I.1.3. Autoridad recurrida y petitorio
Por lo expuesto, plantea recurso de hábeas corpus contra Rosario E. Centellas de Medina, Jueza Primera de Instrucción de Familia, solicitando sea declarado procedente y se disponga su inmediata libertad, declarando la nulidad de actuados procesales hasta el vicio más antiguo.
I.2. Audiencia y Resolución del Tribunal de hábeas corpus
De fs. 48 a 52 vta., cursa el acta de la audiencia pública realizada el 10 de mayo de 2006, en la que se suscitaron los siguientes hechos:
I.2.1. Ratificación y ampliación del recurso
El recurrente a través de su abogado, ratificó y reiteró los términos de su demanda, añadiendo que: 1) la demandante de asistencia familiar no tenía domicilio en Oruro sino en La Paz, por lo que no estuvo a derecho; 2) si se revisa el cuaderno procesal se constata que no fue notificado en forma personal ni por edicto, y menos se le nombró un defensor oficial, y sin embargo ello se tomó en cuenta para la liquidación de asistencia familiar; 3) la Jueza recurrida actuó sin observar normas procedimentales de orden público, disponiendo se libre mandamiento de aprehensión contra su persona, de manera que todo el proceso está viciado de nulidad.
Con la réplica indicó que aunque los aspectos mencionados del cuaderno procesal no se hubieran producido en la gestión de la Jueza demandada, el art. 3 inc. 3) del Código de procedimiento civil (CPC) establece que el Juez debe asegurar la igualdad de las partes.
I.2.2. Informe de la autoridad recurrida
La Jueza demandada sostuvo lo siguiente: a) se notificó la declaratoria de rebeldía del actor por edicto, habiéndose publicado edictos de otras actuaciones a orden de la Jueza que le antecedió desde el inicio de la demanda hasta la gestión 2001; b) con la Sentencia y con la liquidación practicada se notificó al recurrente mediante edicto, finalmente se aprobó esa liquidación, por lo que se dispuso apremio, que fue expedido por autoridad competente en ejercicio de sus facultades jurisdiccionales. Solicitó se declare improcedente el recurso.

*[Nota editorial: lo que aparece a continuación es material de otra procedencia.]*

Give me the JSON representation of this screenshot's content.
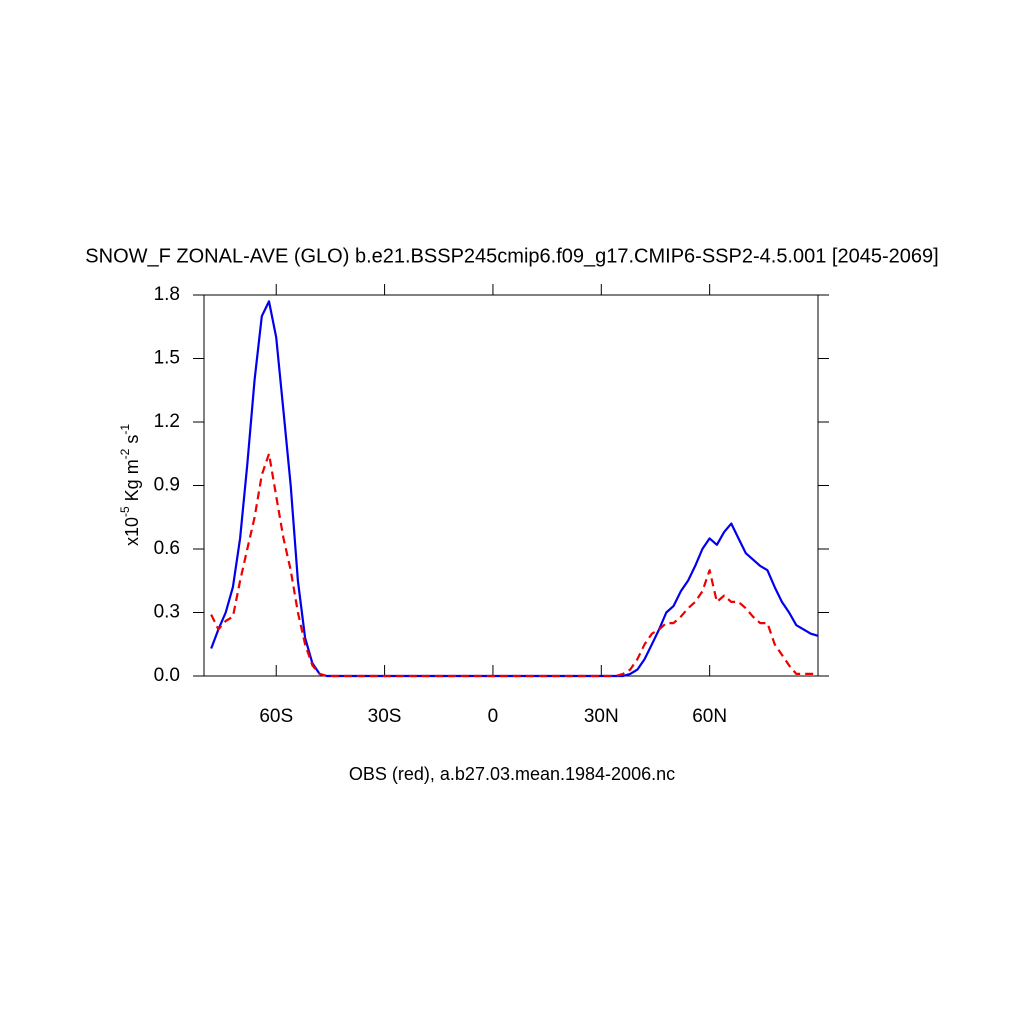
{
  "chart_data": {
    "type": "line",
    "title": "SNOW_F ZONAL-AVE (GLO) b.e21.BSSP245cmip6.f09_g17.CMIP6-SSP2-4.5.001 [2045-2069]",
    "subtitle": "OBS (red), a.b27.03.mean.1984-2006.nc",
    "ylabel_parts": [
      "x10",
      "-5",
      " Kg m",
      "-2",
      " s",
      "-1"
    ],
    "xlim": [
      -80,
      90
    ],
    "ylim": [
      0,
      1.8
    ],
    "xticks": [
      {
        "value": -60,
        "label": "60S"
      },
      {
        "value": -30,
        "label": "30S"
      },
      0,
      {
        "value": 30,
        "label": "30N"
      },
      {
        "value": 60,
        "label": "60N"
      }
    ],
    "yticks": [
      {
        "value": 0,
        "label": "0.0"
      },
      0.3,
      0.6,
      0.9,
      1.2,
      1.5,
      1.8
    ],
    "x": [
      -78,
      -76,
      -74,
      -72,
      -70,
      -68,
      -66,
      -64,
      -62,
      -60,
      -58,
      -56,
      -54,
      -52,
      -50,
      -48,
      -46,
      -44,
      -42,
      -40,
      -38,
      -36,
      -34,
      -32,
      -30,
      -28,
      -26,
      -24,
      -22,
      -20,
      -18,
      -16,
      -14,
      -12,
      -10,
      -8,
      -6,
      -4,
      -2,
      0,
      2,
      4,
      6,
      8,
      10,
      12,
      14,
      16,
      18,
      20,
      22,
      24,
      26,
      28,
      30,
      32,
      34,
      36,
      38,
      40,
      42,
      44,
      46,
      48,
      50,
      52,
      54,
      56,
      58,
      60,
      62,
      64,
      66,
      68,
      70,
      72,
      74,
      76,
      78,
      80,
      82,
      84,
      86,
      88,
      90
    ],
    "series": [
      {
        "color": "#0000ee",
        "dash": false,
        "values": [
          0.13,
          0.22,
          0.3,
          0.42,
          0.65,
          1.0,
          1.4,
          1.7,
          1.77,
          1.6,
          1.25,
          0.9,
          0.45,
          0.18,
          0.06,
          0.01,
          0,
          0,
          0,
          0,
          0,
          0,
          0,
          0,
          0,
          0,
          0,
          0,
          0,
          0,
          0,
          0,
          0,
          0,
          0,
          0,
          0,
          0,
          0,
          0,
          0,
          0,
          0,
          0,
          0,
          0,
          0,
          0,
          0,
          0,
          0,
          0,
          0,
          0,
          0,
          0,
          0,
          0,
          0.01,
          0.03,
          0.08,
          0.15,
          0.22,
          0.3,
          0.33,
          0.4,
          0.45,
          0.52,
          0.6,
          0.65,
          0.62,
          0.68,
          0.72,
          0.65,
          0.58,
          0.55,
          0.52,
          0.5,
          0.42,
          0.35,
          0.3,
          0.24,
          0.22,
          0.2,
          0.19
        ]
      },
      {
        "color": "#ee0000",
        "dash": true,
        "values": [
          0.29,
          0.22,
          0.26,
          0.28,
          0.45,
          0.6,
          0.75,
          0.95,
          1.05,
          0.85,
          0.65,
          0.5,
          0.3,
          0.15,
          0.05,
          0.01,
          0,
          0,
          0,
          0,
          0,
          0,
          0,
          0,
          0,
          0,
          0,
          0,
          0,
          0,
          0,
          0,
          0,
          0,
          0,
          0,
          0,
          0,
          0,
          0,
          0,
          0,
          0,
          0,
          0,
          0,
          0,
          0,
          0,
          0,
          0,
          0,
          0,
          0,
          0,
          0,
          0,
          0.01,
          0.03,
          0.08,
          0.15,
          0.2,
          0.22,
          0.25,
          0.25,
          0.28,
          0.32,
          0.35,
          0.4,
          0.5,
          0.35,
          0.38,
          0.35,
          0.35,
          0.32,
          0.28,
          0.25,
          0.25,
          0.15,
          0.1,
          0.05,
          0.01,
          0.01,
          0.01,
          0.01
        ]
      }
    ]
  }
}
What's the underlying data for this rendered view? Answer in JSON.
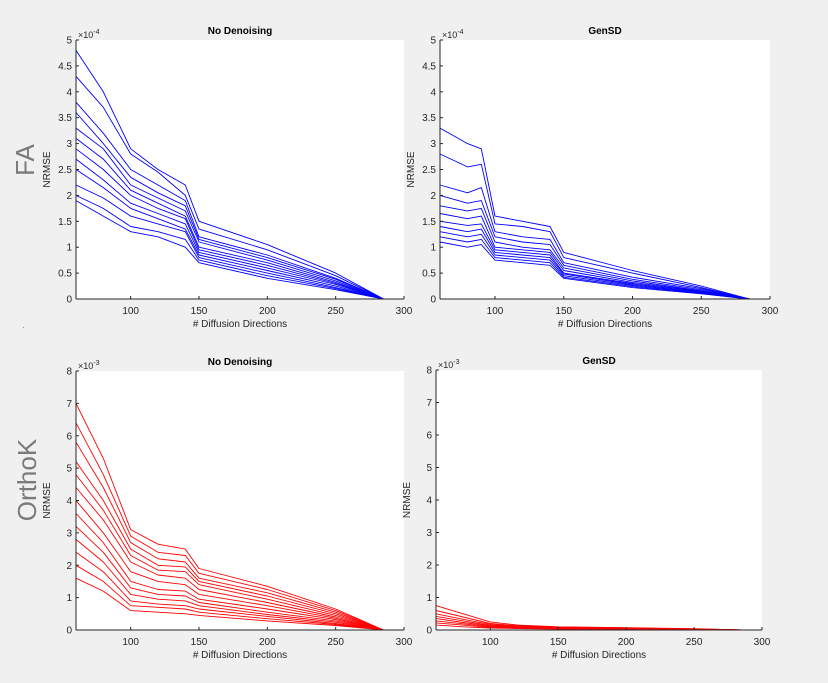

Con la dúplica adujo que el obligado fue citado con el nombre expuesto por su esposa, y tuvo oportunidad suficiente para observar cualquier defecto, sin embargo al no hacerlo, tácitamente aceptó el resultado de la demanda.
I.2.3. Resolución
La Resolución 005/2006 cursante de fs. 53 a 58 vta., pronunciada el 10 de mayo, por la Sala Civil Primera de la Corte Superior del Distrito Judicial de Oruro, denegó el recurso, con el fundamento de que el proceso de asistencia familiar que se siguió contra el actor no atentó contra su derecho a la libertad ni a la defensa, porque fue debidamente notificado mediante edictos tanto con la declaratoria de rebeldía cuanto con la Sentencia.
II. CONCLUSIONES
De los actuados producidos en este recurso, se llega a las conclusiones que se apuntan seguidamente:
II.1. A través del memorial presentado el 7 de noviembre de 1995 (fs. 2) Guisela Hurtado de Avendaño interpuso demanda de asistencia familiar contra el ahora recurrente a su favor y al de sus dos hijas menores, Ingrid Kelly y Guelly Giovanna, ante el Juez de Instrucción de turno de Familia. La Jueza de Instrucción Primera de Familia por Auto de 16 de noviembre de 1995 (fs. 4 vta.) fijó una asistencia familiar provisional de Bs360.-
II.2. Mediante memorial presentado el 7 de febrero de 2001 (fs. 7) la demandante de asistencia familiar solicitó al Juez Primero de Instrucción de Familia el desarchivo del expediente en cuestión, mismo que fue autorizado por la Jueza de la causa por decreto de 13 de febrero de 2001 (fs. 7 vta.).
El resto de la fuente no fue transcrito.